Thanks for the pictures; it really helps out, and I'm sure I speak for most who post here...

First thing that struck me was the size of the joists; at least they're 16"oc but IMO are not what should have been put there...2x8" minimum or 2x10s. But perhaps in the days when it was put in, the anticipated use (washing machines, bathroom, and tiled floors) wasn't in the cards, so they did it that way.

Too bad, but something you'll have to work around. It just makes for an extremely bouncy floor just to walk upon, let alone tile and the addition of a couple of hundred pound dancers must make that room a real treat. But
that's just me and my idea of flooring...But if you want to tile and not have the tiles crack inside of 6 months, then you will have to do some big-time shoring up of that floor. Sistering with 2x8s will help, bracing will too, but that room dropped for some reason and if it's the soil, or the foundation, they'll crack no matter what floor you have. But again, maybe you can live with that...

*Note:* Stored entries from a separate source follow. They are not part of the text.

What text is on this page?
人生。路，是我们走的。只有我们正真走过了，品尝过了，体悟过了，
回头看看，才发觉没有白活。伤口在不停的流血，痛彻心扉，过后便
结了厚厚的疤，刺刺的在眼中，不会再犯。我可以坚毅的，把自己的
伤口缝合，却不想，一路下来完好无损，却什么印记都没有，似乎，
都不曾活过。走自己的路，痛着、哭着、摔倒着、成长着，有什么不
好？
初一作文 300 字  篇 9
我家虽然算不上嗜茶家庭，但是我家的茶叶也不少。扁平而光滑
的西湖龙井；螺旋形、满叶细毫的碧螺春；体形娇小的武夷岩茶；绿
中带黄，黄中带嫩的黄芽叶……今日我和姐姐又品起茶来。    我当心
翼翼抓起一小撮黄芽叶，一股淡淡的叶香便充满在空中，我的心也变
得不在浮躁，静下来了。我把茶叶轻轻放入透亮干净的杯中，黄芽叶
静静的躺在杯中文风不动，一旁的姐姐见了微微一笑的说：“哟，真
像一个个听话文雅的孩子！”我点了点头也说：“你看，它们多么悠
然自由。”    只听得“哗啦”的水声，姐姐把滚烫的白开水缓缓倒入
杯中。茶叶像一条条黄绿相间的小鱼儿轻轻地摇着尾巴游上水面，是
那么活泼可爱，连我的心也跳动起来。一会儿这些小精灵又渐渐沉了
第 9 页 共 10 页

I haven't done precise deflection calculations on your floor, but just a gut
feeling tells me that you may be living with a floor failure in time. I can't tell where the water damage has come from, could be from inside, or even outside but I see wet wood in the first picture with wicking up the walls (and mould) and along the floor. It seems the builder put the linoleum right onto the plywood, to meet the cement backer board in picture 2. However, what concerns me is the massive mould in picture 3 - unless that's a shadow - in the insulation. That says to me "tear-out time"...

But that brings up questions of use, # of family members, other bathrooms you could use, and of course budget. This is an old house with a lean-to on the exterior. I presume a permit was at least asked for and perhaps granted but something tells me it wasn't and that further renovation would require some. Not sure if that's a gas line or an electric cable but permits should have been issued for plumbing, structural and electrical. Start with a review of those and see what's been passed.

I'm not holding out much hope that they were however. But I may be wrong - let us know.

PS: Why no vapour barrier? :huh:

Shakestop 05-08-2009 07:12 AM

shaking floors?
 
I am working on a product to almost completly stop the "shaking house". I woundering about interest in this product. Cost may be 100-175 let me know your thoughts.:yes:

Termite 05-08-2009 04:01 PM

Quote:

Originally Posted by Shakestop (Post 271107)
I am working on a product to almost completly stop the "shaking house". I woundering about interest in this product. Cost may be 100-175 let me know your thoughts.:yes:

Be careful friend. This is not an appropriate forum to market a product.

4just1don 05-09-2009 12:16 PM

Here is my initial thought. Are you real sure this did not start out as a porch,and got converted to a room? Enclosed,then remodeled a few times? reason I say that is all porches were built with that magical 2" drop to drain water!! Plus 2X6's were common porch support!!

Shakestop 05-10-2009 07:43 PM

whoa!!! Just WOUNDERING
 
Termite, No I just have an idea that will work to stop this and I am wondering how many people would be willing to pay that for a solution. I am not even willing to share what it is at this point let alone advertise. I have posted this question on mant q+a sites like this and have mixed responses. I am sure many of people find it hard to belive those pretty silly washers could be made to perform with much less shaking, but belive me the MFG's should be able to figure this one out. just looking to see about interst in the idea before we patent the product, I t is an odd simply fix.